Estratégias para aumentar a doação de rins

Reembolso de despesas é eticamente aceitável e realizado em alguns países, uma vez que não é considerado um benefício financeiro. No entanto, não parece levar a um aumento significativo na doação de rins. Portanto, outras estratégias potenciais que podem aumentar a KT precisam ser examinadas, apesar de alguns possíveis custos incrementais.

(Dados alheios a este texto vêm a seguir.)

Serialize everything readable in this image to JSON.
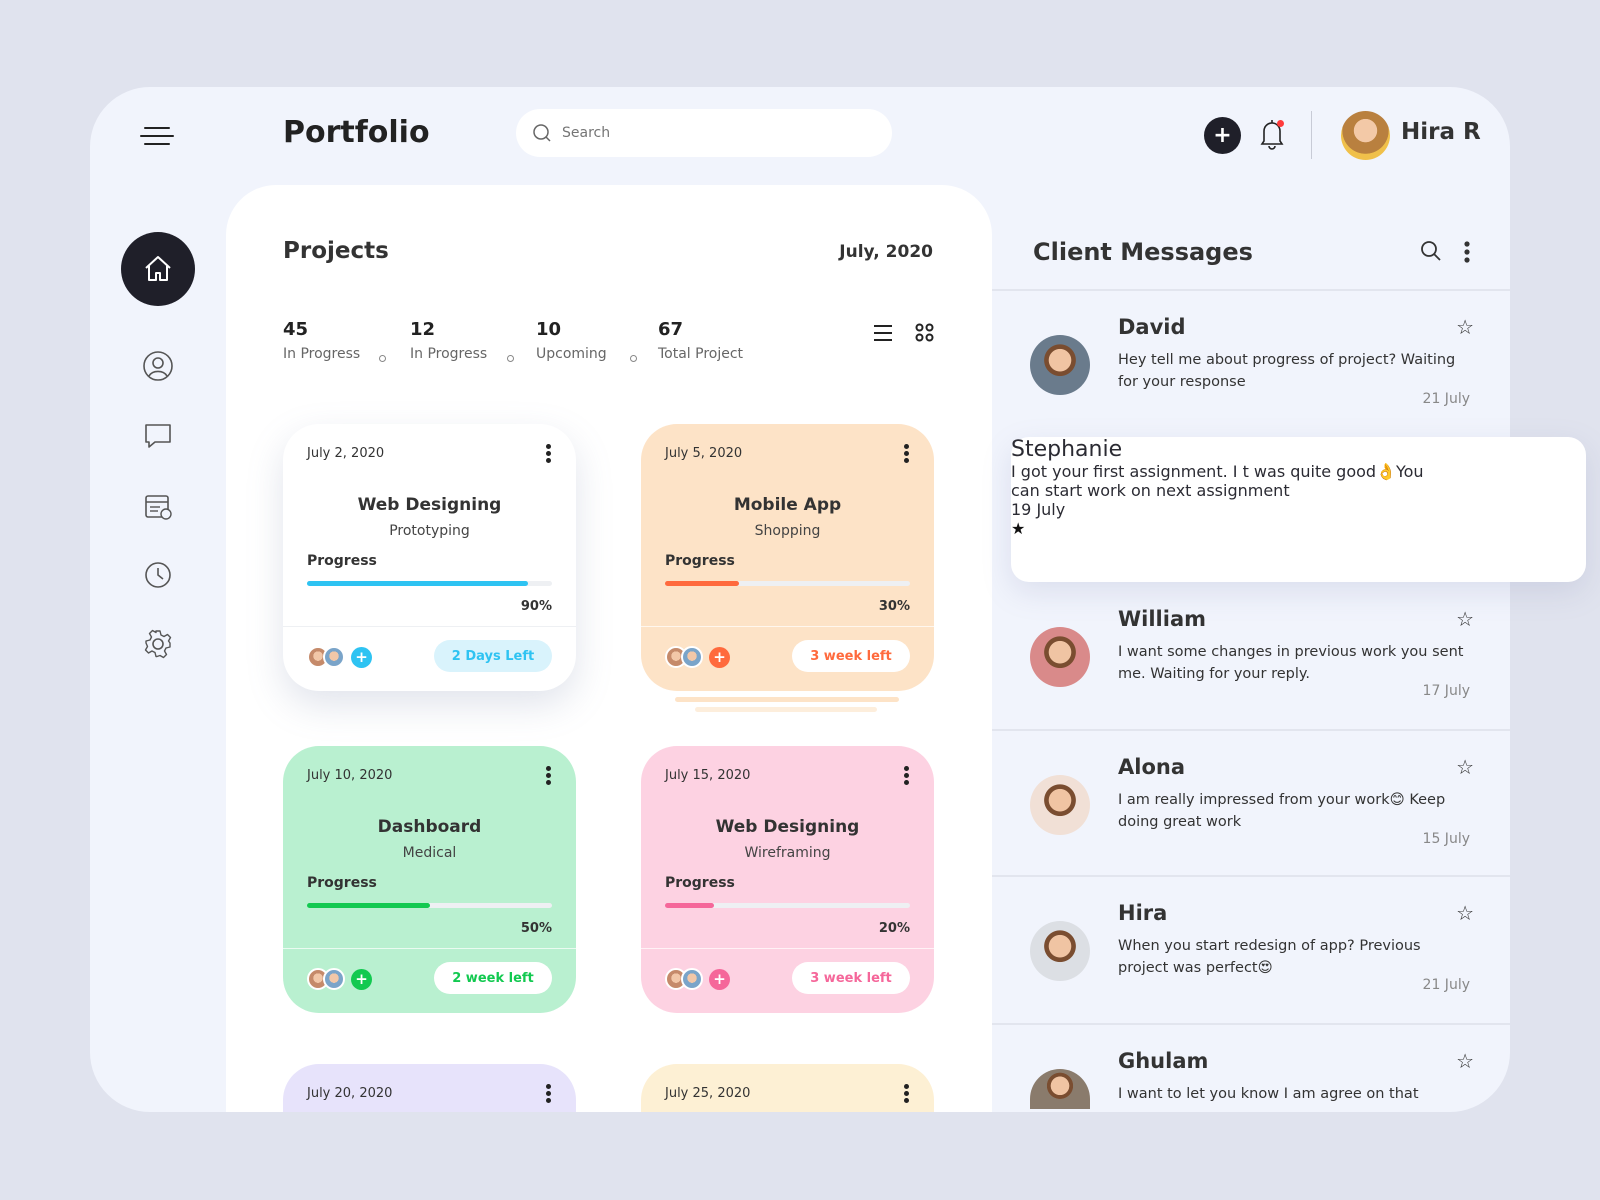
{
  "header": {
    "title": "Portfolio",
    "search_placeholder": "Search",
    "add_icon": "plus-icon",
    "bell_icon": "bell-icon",
    "user_name": "Hira R",
    "notification_color": "#ff3b3b"
  },
  "sidebar": {
    "items": [
      {
        "icon": "home-icon",
        "active": true
      },
      {
        "icon": "user-icon"
      },
      {
        "icon": "chat-icon"
      },
      {
        "icon": "calendar-icon"
      },
      {
        "icon": "clock-icon"
      },
      {
        "icon": "settings-icon"
      }
    ]
  },
  "projects": {
    "title": "Projects",
    "date": "July, 2020",
    "stats": [
      {
        "value": "45",
        "label": "In Progress"
      },
      {
        "value": "12",
        "label": "In Progress"
      },
      {
        "value": "10",
        "label": "Upcoming"
      },
      {
        "value": "67",
        "label": "Total Project"
      }
    ],
    "cards": [
      {
        "date": "July 2, 2020",
        "title": "Web Designing",
        "subtitle": "Prototyping",
        "progress_label": "Progress",
        "progress": 90,
        "percent": "90%",
        "time_left": "2 Days Left",
        "bg": "#ffffff",
        "accent": "#2ec3f2"
      },
      {
        "date": "July 5, 2020",
        "title": "Mobile App",
        "subtitle": "Shopping",
        "progress_label": "Progress",
        "progress": 30,
        "percent": "30%",
        "time_left": "3 week left",
        "bg": "#fde3c7",
        "accent": "#ff6a3d"
      },
      {
        "date": "July 10, 2020",
        "title": "Dashboard",
        "subtitle": "Medical",
        "progress_label": "Progress",
        "progress": 50,
        "percent": "50%",
        "time_left": "2 week left",
        "bg": "#b9f0d0",
        "accent": "#12c950"
      },
      {
        "date": "July 15, 2020",
        "title": "Web Designing",
        "subtitle": "Wireframing",
        "progress_label": "Progress",
        "progress": 20,
        "percent": "20%",
        "time_left": "3 week left",
        "bg": "#fdd2e2",
        "accent": "#f5679a"
      },
      {
        "date": "July 20, 2020",
        "bg": "#e7e3fb"
      },
      {
        "date": "July 25, 2020",
        "bg": "#fdf0d4"
      }
    ]
  },
  "messages": {
    "title": "Client Messages",
    "items": [
      {
        "name": "David",
        "text": "Hey tell me about progress of project? Waiting for your response",
        "date": "21 July",
        "starred": false
      },
      {
        "name": "Stephanie",
        "text": "I got your first assignment. I t was quite good👌You can start work on next assignment",
        "date": "19 July",
        "starred": true
      },
      {
        "name": "William",
        "text": "I want some changes in previous work you sent me. Waiting for your reply.",
        "date": "17 July",
        "starred": false
      },
      {
        "name": "Alona",
        "text": "I am really impressed from your work😊 Keep doing great work",
        "date": "15 July",
        "starred": false
      },
      {
        "name": "Hira",
        "text": "When you start redesign of app? Previous project was perfect😍",
        "date": "21 July",
        "starred": false
      },
      {
        "name": "Ghulam",
        "text": "I want to let you know I am agree on that",
        "date": "",
        "starred": false
      }
    ]
  }
}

Inúmeras abordagens podem potencialmente levar a um aumento no pool de doadores: a introdução de registros de doadores falecidos, campanhas de conscientização nacionais e locais esforços educacionais e programas de intercâmbio emparelhados, entre outros. Além disso, a remoção de restrições relativas à doação anônima, poderia ser uma forma de tornar possíveis programas alternativos de doação de vida. Tais programas devem ser implementados no âmbito dos padrões internacionais para garantir a qualidade e segurança dos doadores e receptores.

Conclusão

As taxas de transplante não aumentaram na última década e a lista de espera de doadores falecidos continua a crescer. Actualmente, em Portugal, não existem incentivos para doadores vivos, embora seja permitido o reembolso das despesas incorridas pelo doador. Além dos motivos altruístas da família ou amigos próximos, é importante pensar nos contornos éticos do mundo social em que os transplantes de órgãos ocorrem e todos os esforços devem ser feitos para assegurar os princípios éticos básicos da LKD.

Existem actualmente poucas provas que sustentem os argumentos de que a compensação financeira pela LKD irá mudar a vontade de doar, pelo que as estratégias acima mencionadas para aumentar a doação de rins devem ser consideradas.

Conflitos de interesses

Os autores declaram não haver conflitos de interesses.